September marked the 400th anniversary of when the Mayflower departed Plymouth, England. Its “cargo” consisted of 102 passengers and about 30 crew. They were bound for the New World and a new beginning.
The Mayflower was an English merchant vessel that normally could carry about 180 tons of wine and dry goods and had been in service for nearly 20 years between British ports and those in France, Norway, Germany and Spain. It was about 85 feet in length on deck and 105 feet below deck.
The Mayflower’s master (captain) and part owner was Christopher Jones. This was the first recorded trip “across the pond” for both master and ship. It was hired in London in July 1620 and began loading food and supplies in Southampton, England.
About half of the passengers were living in Leiden, Netherlands and had hired the Speedwell to take them from Delfthaven, Netherlands, to Southampton to join the Mayflower for the trip. But several attempts to fix a leaky Speedwell were unsuccessful so it was decided the Mayflower would go it alone. Cargo and some passengers boarded a very crowded Mayflower; other passengers returned to the Netherlands or to England.
It arrived back in England in the spring of 1621 and made a run to France. A record of it does not appear again until May 1624 when it was appraised for probate and described as being in ruins. The Mayflower likely sold for scrap that year.
The Mayflower finally departed for the New World on September 6, 1620, and took 66 days to cross the Atlantic. There were winter storms, some so treacherous that the sails could not be used and the ship simply drifted. Long periods of seasickness left many passengers barely able to stand up during the voyage.
Their intended destination was the northern part of Virginia Colony and the Hudson River (today New York City), as the passengers had heard good reports about this area but the Mayflower missed it by a few degrees. When rough seas nearly shipwrecked it, they decided to stay and explore their present landing site, Cape Cod.
The 102 passengers can be divided into two groups. The “separatists” were those who wanted to live free from the Church of England. The other group, known as “saints” or “strangers” were skilled tradesmen or had their own reasons for leaving England. And for some, the chance of freedom and adventure just could not be passed up. Together, they came be known as Pilgrims. (It was not until the early 1800s that the word “Pilgrim” became the common term applied to all the Mayflower passengers — and even to others who arrived in Plymouth in those early years.)

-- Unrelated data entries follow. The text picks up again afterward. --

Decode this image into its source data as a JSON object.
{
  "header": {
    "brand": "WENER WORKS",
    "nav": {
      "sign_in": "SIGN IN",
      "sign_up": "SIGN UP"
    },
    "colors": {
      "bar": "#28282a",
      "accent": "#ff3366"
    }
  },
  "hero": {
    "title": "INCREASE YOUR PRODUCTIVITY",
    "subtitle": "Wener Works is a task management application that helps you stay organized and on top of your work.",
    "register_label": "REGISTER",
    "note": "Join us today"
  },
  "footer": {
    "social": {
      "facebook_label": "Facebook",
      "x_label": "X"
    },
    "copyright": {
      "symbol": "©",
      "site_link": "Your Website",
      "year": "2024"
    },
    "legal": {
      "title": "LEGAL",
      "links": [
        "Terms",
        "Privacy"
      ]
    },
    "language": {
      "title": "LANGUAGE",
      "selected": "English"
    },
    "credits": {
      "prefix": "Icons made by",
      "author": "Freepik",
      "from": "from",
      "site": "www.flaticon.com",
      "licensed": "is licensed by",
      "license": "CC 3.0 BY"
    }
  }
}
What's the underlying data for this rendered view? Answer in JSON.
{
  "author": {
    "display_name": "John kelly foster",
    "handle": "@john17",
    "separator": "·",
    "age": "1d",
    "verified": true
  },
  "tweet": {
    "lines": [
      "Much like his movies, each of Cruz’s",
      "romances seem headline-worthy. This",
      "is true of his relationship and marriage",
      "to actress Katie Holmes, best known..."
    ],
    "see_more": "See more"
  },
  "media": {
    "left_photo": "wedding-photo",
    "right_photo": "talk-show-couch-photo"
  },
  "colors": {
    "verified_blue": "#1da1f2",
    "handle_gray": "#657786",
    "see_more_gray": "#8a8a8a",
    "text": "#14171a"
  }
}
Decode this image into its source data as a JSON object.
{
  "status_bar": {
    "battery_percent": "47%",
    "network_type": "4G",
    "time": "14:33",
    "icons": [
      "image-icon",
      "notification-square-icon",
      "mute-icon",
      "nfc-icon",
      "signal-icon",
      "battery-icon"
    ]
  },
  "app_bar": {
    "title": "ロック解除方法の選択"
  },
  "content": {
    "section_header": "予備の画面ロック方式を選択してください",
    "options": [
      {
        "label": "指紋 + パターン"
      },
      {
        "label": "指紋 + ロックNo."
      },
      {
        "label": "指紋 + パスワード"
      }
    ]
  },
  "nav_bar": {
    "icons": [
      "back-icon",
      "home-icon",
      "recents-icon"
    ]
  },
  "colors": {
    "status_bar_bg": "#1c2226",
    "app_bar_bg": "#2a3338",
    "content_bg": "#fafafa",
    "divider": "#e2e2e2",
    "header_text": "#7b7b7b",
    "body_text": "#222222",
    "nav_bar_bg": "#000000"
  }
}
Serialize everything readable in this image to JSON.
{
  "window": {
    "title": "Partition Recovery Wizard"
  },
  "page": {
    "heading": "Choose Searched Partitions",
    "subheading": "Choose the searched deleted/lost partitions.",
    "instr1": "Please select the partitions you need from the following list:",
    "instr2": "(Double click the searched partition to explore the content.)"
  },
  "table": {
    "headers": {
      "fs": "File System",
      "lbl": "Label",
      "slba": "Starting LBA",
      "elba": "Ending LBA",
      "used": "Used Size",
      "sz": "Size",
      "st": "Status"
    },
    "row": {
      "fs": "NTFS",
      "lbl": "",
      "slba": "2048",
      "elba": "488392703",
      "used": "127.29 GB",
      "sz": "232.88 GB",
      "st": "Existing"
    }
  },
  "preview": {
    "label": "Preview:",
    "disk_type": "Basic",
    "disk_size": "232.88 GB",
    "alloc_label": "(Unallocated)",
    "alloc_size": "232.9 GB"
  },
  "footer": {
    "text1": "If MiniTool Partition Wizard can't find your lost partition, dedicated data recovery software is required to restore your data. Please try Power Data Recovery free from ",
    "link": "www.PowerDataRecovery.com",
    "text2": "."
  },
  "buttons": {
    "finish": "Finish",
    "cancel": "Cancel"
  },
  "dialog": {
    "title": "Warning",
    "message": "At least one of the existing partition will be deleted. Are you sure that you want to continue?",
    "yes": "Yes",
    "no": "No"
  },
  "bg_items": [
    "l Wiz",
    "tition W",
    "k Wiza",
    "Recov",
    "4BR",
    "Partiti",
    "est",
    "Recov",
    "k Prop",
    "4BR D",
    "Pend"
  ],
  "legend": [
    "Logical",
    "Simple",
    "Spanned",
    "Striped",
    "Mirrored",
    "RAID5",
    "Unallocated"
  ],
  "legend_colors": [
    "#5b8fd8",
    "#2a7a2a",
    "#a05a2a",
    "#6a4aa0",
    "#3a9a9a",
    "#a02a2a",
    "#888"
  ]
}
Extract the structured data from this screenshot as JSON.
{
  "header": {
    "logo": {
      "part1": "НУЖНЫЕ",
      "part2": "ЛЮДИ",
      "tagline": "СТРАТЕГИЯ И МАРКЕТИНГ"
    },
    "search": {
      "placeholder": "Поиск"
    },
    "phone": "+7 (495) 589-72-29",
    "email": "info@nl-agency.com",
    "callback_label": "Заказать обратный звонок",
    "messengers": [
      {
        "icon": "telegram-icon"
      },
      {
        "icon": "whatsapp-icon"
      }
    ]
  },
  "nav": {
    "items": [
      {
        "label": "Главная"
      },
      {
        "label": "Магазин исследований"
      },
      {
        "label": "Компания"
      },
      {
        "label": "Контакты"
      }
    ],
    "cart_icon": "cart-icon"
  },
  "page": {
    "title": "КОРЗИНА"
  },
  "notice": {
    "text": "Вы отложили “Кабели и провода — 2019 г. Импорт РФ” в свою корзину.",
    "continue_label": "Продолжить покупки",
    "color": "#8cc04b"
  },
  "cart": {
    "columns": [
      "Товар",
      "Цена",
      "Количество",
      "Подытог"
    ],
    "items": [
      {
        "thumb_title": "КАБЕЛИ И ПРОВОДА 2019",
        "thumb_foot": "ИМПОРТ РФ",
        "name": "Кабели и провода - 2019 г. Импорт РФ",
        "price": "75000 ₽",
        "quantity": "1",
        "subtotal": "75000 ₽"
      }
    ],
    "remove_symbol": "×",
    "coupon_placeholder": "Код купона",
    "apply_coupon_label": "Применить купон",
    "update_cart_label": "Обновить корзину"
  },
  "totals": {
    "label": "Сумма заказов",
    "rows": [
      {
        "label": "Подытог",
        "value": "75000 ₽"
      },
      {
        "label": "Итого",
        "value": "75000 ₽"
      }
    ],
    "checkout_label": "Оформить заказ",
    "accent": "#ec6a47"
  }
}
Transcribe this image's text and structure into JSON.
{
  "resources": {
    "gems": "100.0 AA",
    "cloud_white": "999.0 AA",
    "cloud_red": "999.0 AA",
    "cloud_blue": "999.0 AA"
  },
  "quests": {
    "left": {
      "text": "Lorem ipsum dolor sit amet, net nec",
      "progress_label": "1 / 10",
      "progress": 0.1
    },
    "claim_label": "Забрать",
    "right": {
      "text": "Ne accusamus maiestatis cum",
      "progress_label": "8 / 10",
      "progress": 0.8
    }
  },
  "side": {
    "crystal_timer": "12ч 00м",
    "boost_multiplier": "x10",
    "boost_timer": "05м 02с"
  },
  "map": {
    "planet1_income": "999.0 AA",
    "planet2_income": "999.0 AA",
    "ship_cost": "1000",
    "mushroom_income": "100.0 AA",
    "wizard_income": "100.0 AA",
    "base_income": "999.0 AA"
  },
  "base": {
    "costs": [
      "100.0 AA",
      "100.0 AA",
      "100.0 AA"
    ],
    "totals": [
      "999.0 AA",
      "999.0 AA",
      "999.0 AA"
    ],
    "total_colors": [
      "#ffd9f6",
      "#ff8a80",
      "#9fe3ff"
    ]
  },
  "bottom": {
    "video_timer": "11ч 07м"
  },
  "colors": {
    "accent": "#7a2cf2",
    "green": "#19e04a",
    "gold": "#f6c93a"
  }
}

During the voyage, the passengers lived primarily on the gun deck and ventured to the upper deck only occasionally during calm weather, when there was less danger of being swept overboard. Living space for 102 people was only about 58 feet by 24 feet. The females, primarily, lived in this small area for up to 6 weeks after their arrival while the men were on land building storehouses and living structures.
No official lists exist of items the passengers should have brought, but historians have come up with some key items: biscuit, beer, salt, dried beef, oats, peas, cider, shirts, shoes, stockings, sewing needles, canvas sheets, blankets, 20 pounds of powder, iron pot, kettle, frying pan, spoons of wood, napkins, soap, hoes, axes, hammers, shovels, nails, locks for doors, grinding stone.
Some were worried that the “weak bodies of women” would not endure a long sea voyage or the subsequent construction of a colony. Husbands had to decide whether to bring their wife or have her come later. Eighteen wives accompanied their husbands, three of whom were in advanced pregnancy.
Daughters also were left behind, to come later when there were suitable accommodations. There were no single women on the Mayflower except a few teens who were approaching marriageable age.
One passenger, William Butten, was swept overboard and one boy was born at sea, appropriately named Oceanus Hopkins. The first child born in the colony was another boy named Peregrine (Latin for pilgrim) White.
During their first winter in the New World, the colonists suffered greatly from lack of shelter, scurvy and deteriorating conditions aboard ship. Those who died were 75% of the women (only 5 women survived), 50% of the men, 36% of the boys, and 18% (2) of the girls. They were buried on Cole’s Hill in Plymouth, Massachusetts.